Is it possible for Mitt Romney to scrap together the necessary electoral votes? Absolutely. Is it still harder for him to do than President Obama? I think so. Mark Halperin suggested last night that there is a reasonable scenario that has Romney winning, but all still rests on Ohio–a state that he has not really led in.
All of this is to say, of course, that tonight’s debate is vital for Mitt Romney. President Obama will almost assuredly not give the lackluster performance he did last time, and in this kind of contest a tie would very well go to the defender. A tie would serve, perhaps, to stabilize the changes in this race and retain the status quo. If things stay the same Mitt Romney still has ground to make up, and any shift of momentum back in the other direction means that Romney, who is not really winning right now, will be even farther away from his goal.

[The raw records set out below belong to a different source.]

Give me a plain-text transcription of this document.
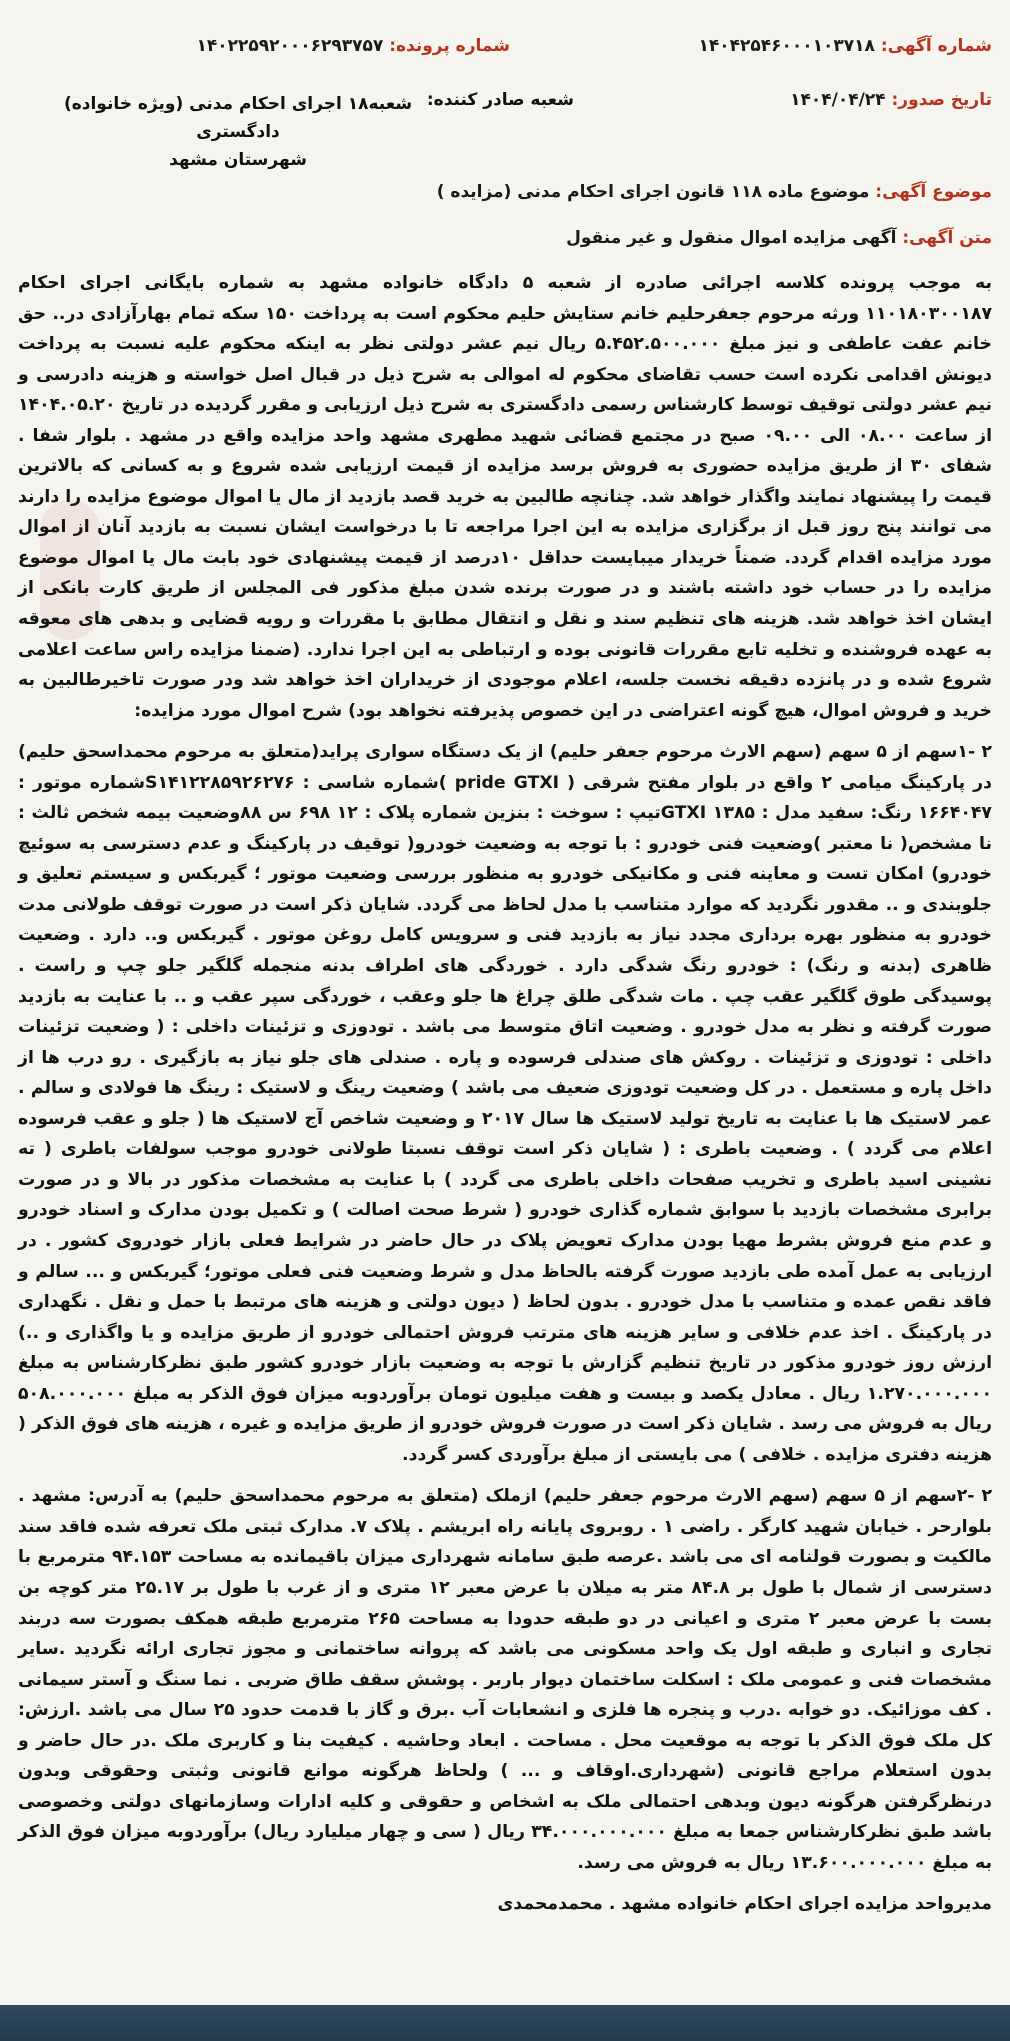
شماره آگهی: ۱۴۰۴۲۵۴۶۰۰۰۱۰۳۷۱۸
شماره پرونده: ۱۴۰۲۲۵۹۲۰۰۰۶۲۹۳۷۵۷
تاریخ صدور: ۱۴۰۴/۰۴/۲۴
شعبه صادر کننده:
شعبه۱۸ اجرای احکام مدنی (ویژه خانواده) دادگستری
شهرستان مشهد
موضوع آگهی: موضوع ماده ۱۱۸ قانون اجرای احکام مدنی (مزایده )
متن آگهی: آگهی مزایده اموال منقول و غیر منقول

به موجب پرونده کلاسه اجرائی صادره از شعبه ۵ دادگاه خانواده مشهد به شماره بایگانی اجرای احکام ۱۱۰۱۸۰۳۰۰۱۸۷ ورثه مرحوم جعفرحلیم خانم ستایش حلیم محکوم است به پرداخت ۱۵۰ سکه تمام بهارآزادی در.. حق خانم عفت عاطفی و نیز مبلغ ۵.۴۵۲.۵۰۰.۰۰۰ ریال نیم عشر دولتی نظر به اینکه محکوم علیه نسبت به پرداخت دیونش اقدامی نکرده است حسب تقاضای محکوم له اموالی به شرح ذیل در قبال اصل خواسته و هزینه دادرسی و نیم عشر دولتی توقیف توسط کارشناس رسمی دادگستری به شرح ذیل ارزیابی و مقرر گردیده در تاریخ ۱۴۰۴.۰۵.۲۰ از ساعت ۰۸.۰۰ الی ۰۹.۰۰ صبح در مجتمع قضائی شهید مطهری مشهد واحد مزایده واقع در مشهد . بلوار شفا . شفای ۳۰ از طریق مزایده حضوری به فروش برسد مزایده از قیمت ارزیابی شده شروع و به کسانی که بالاترین قیمت را پیشنهاد نمایند واگذار خواهد شد. چنانچه طالبین به خرید قصد بازدید از مال یا اموال موضوع مزایده را دارند می توانند پنج روز قبل از برگزاری مزایده به این اجرا مراجعه تا با درخواست ایشان نسبت به بازدید آنان از اموال مورد مزایده اقدام گردد. ضمناً خریدار میبایست حداقل ۱۰درصد از قیمت پیشنهادی خود بابت مال یا اموال موضوع مزایده را در حساب خود داشته باشند و در صورت برنده شدن مبلغ مذکور فی المجلس از طریق کارت بانکی از ایشان اخذ خواهد شد. هزینه های تنظیم سند و نقل و انتقال مطابق با مقررات و رویه قضایی و بدهی های معوقه به عهده فروشنده و تخلیه تابع مقررات قانونی بوده و ارتباطی به این اجرا ندارد. (ضمنا مزایده راس ساعت اعلامی شروع شده و در پانزده دقیقه نخست جلسه، اعلام موجودی از خریداران اخذ خواهد شد ودر صورت تاخیرطالبین به خرید و فروش اموال، هیچ گونه اعتراضی در این خصوص پذیرفته نخواهد بود) شرح اموال مورد مزایده:

۲ -۱سهم از ۵ سهم (سهم الارث مرحوم جعفر حلیم) از یک دستگاه سواری پراید(متعلق به مرحوم محمداسحق حلیم) در پارکینگ میامی ۲ واقع در بلوار مفتح شرقی ( pride GTXI )شماره شاسی : S۱۴۱۲۲۸۵۹۲۶۲۷۶شماره موتور : ۱۶۶۴۰۴۷ رنگ: سفید مدل : ۱۳۸۵ GTXIتیپ : سوخت : بنزین شماره پلاک : ۱۲ ۶۹۸ س ۸۸وضعیت بیمه شخص ثالث : نا مشخص( نا معتبر )وضعیت فنی خودرو : با توجه به وضعیت خودرو( توقیف در پارکینگ و عدم دسترسی به سوئیچ خودرو) امکان تست و معاینه فنی و مکانیکی خودرو به منظور بررسی وضعیت موتور ؛ گیربکس و سیستم تعلیق و جلوبندی و .. مقدور نگردید که موارد متناسب با مدل لحاظ می گردد. شایان ذکر است در صورت توقف طولانی مدت خودرو به منظور بهره برداری مجدد نیاز به بازدید فنی و سرویس کامل روغن موتور . گیربکس و.. دارد . وضعیت ظاهری (بدنه و رنگ) : خودرو رنگ شدگی دارد . خوردگی های اطراف بدنه منجمله گلگیر جلو چپ و راست . پوسیدگی طوق گلگیر عقب چپ . مات شدگی طلق چراغ ها جلو وعقب ، خوردگی سپر عقب و .. با عنایت به بازدید صورت گرفته و نظر به مدل خودرو . وضعیت اتاق متوسط می باشد . تودوزی و تزئینات داخلی : ( وضعیت تزئینات داخلی : تودوزی و تزئینات . روکش های صندلی فرسوده و پاره . صندلی های جلو نیاز به بازگیری . رو درب ها از داخل پاره و مستعمل . در کل وضعیت تودوزی ضعیف می باشد ) وضعیت رینگ و لاستیک : رینگ ها فولادی و سالم . عمر لاستیک ها با عنایت به تاریخ تولید لاستیک ها سال ۲۰۱۷ و وضعیت شاخص آج لاستیک ها ( جلو و عقب فرسوده اعلام می گردد ) . وضعیت باطری : ( شایان ذکر است توقف نسبتا طولانی خودرو موجب سولفات باطری ( ته نشینی اسید باطری و تخریب صفحات داخلی باطری می گردد ) با عنایت به مشخصات مذکور در بالا و در صورت برابری مشخصات بازدید با سوابق شماره گذاری خودرو ( شرط صحت اصالت ) و تکمیل بودن مدارک و اسناد خودرو و عدم منع فروش بشرط مهیا بودن مدارک تعویض پلاک در حال حاضر در شرایط فعلی بازار خودروی کشور . در ارزیابی به عمل آمده طی بازدید صورت گرفته بالحاظ مدل و شرط وضعیت فنی فعلی موتور؛ گیربکس و ... سالم و فاقد نقص عمده و متناسب با مدل خودرو . بدون لحاظ ( دیون دولتی و هزینه های مرتبط با حمل و نقل . نگهداری در پارکینگ . اخذ عدم خلافی و سایر هزینه های مترتب فروش احتمالی خودرو از طریق مزایده و یا واگذاری و ..) ارزش روز خودرو مذکور در تاریخ تنظیم گزارش با توجه به وضعیت بازار خودرو کشور طبق نظرکارشناس به مبلغ ۱.۲۷۰.۰۰۰.۰۰۰ ریال . معادل یکصد و بیست و هفت میلیون تومان برآوردوبه میزان فوق الذکر به مبلغ ۵۰۸.۰۰۰.۰۰۰ ریال به فروش می رسد . شایان ذکر است در صورت فروش خودرو از طریق مزایده و غیره ، هزینه های فوق الذکر ( هزینه دفتری مزایده . خلافی ) می بایستی از مبلغ برآوردی کسر گردد.

۲ -۲سهم از ۵ سهم (سهم الارث مرحوم جعفر حلیم) ازملک (متعلق به مرحوم محمداسحق حلیم) به آدرس: مشهد . بلوارحر . خیابان شهید کارگر . راضی ۱ . روبروی پایانه راه ابریشم . پلاک ۷. مدارک ثبتی ملک تعرفه شده فاقد سند مالکیت و بصورت قولنامه ای می باشد .عرصه طبق سامانه شهرداری میزان باقیمانده به مساحت ۹۴.۱۵۳ مترمربع با دسترسی از شمال با طول بر ۸۴.۸ متر به میلان با عرض معبر ۱۲ متری و از غرب با طول بر ۲۵.۱۷ متر کوچه بن بست با عرض معبر ۲ متری و اعیانی در دو طبقه حدودا به مساحت ۲۶۵ مترمربع طبقه همکف بصورت سه دربند تجاری و انباری و طبقه اول یک واحد مسکونی می باشد که پروانه ساختمانی و مجوز تجاری ارائه نگردید .سایر مشخصات فنی و عمومی ملک : اسکلت ساختمان دیوار باربر . پوشش سقف طاق ضربی . نما سنگ و آستر سیمانی . کف موزائیک. دو خوابه .درب و پنجره ها فلزی و انشعابات آب .برق و گاز با قدمت حدود ۲۵ سال می باشد .ارزش: کل ملک فوق الذکر با توجه به موقعیت محل . مساحت . ابعاد وحاشیه . کیفیت بنا و کاربری ملک .در حال حاضر و بدون استعلام مراجع قانونی (شهرداری.اوقاف و ... ) ولحاظ هرگونه موانع قانونی وثبتی وحقوقی وبدون درنظرگرفتن هرگونه دیون وبدهی احتمالی ملک به اشخاص و حقوقی و کلیه ادارات وسازمانهای دولتی وخصوصی باشد طبق نظرکارشناس جمعا به مبلغ ۳۴.۰۰۰.۰۰۰.۰۰۰ ریال ( سی و چهار میلیارد ریال) برآوردوبه میزان فوق الذکر به مبلغ ۱۳.۶۰۰.۰۰۰.۰۰۰ ریال به فروش می رسد.

مدیرواحد مزایده اجرای احکام خانواده مشهد . محمدمحمدی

Because of the modified expectations for the candidates after the last debate, it will be incredibly hard for Governor Romney to emerge as the clear winner, yet only if he does can the energy of this campaign firmly be said to have shifted in his corner. In other words, if he wins tonight, the contest will be about Obama trying to beat Romney instead of the other way around.
If he wins…which I think is a very, very tall order indeed.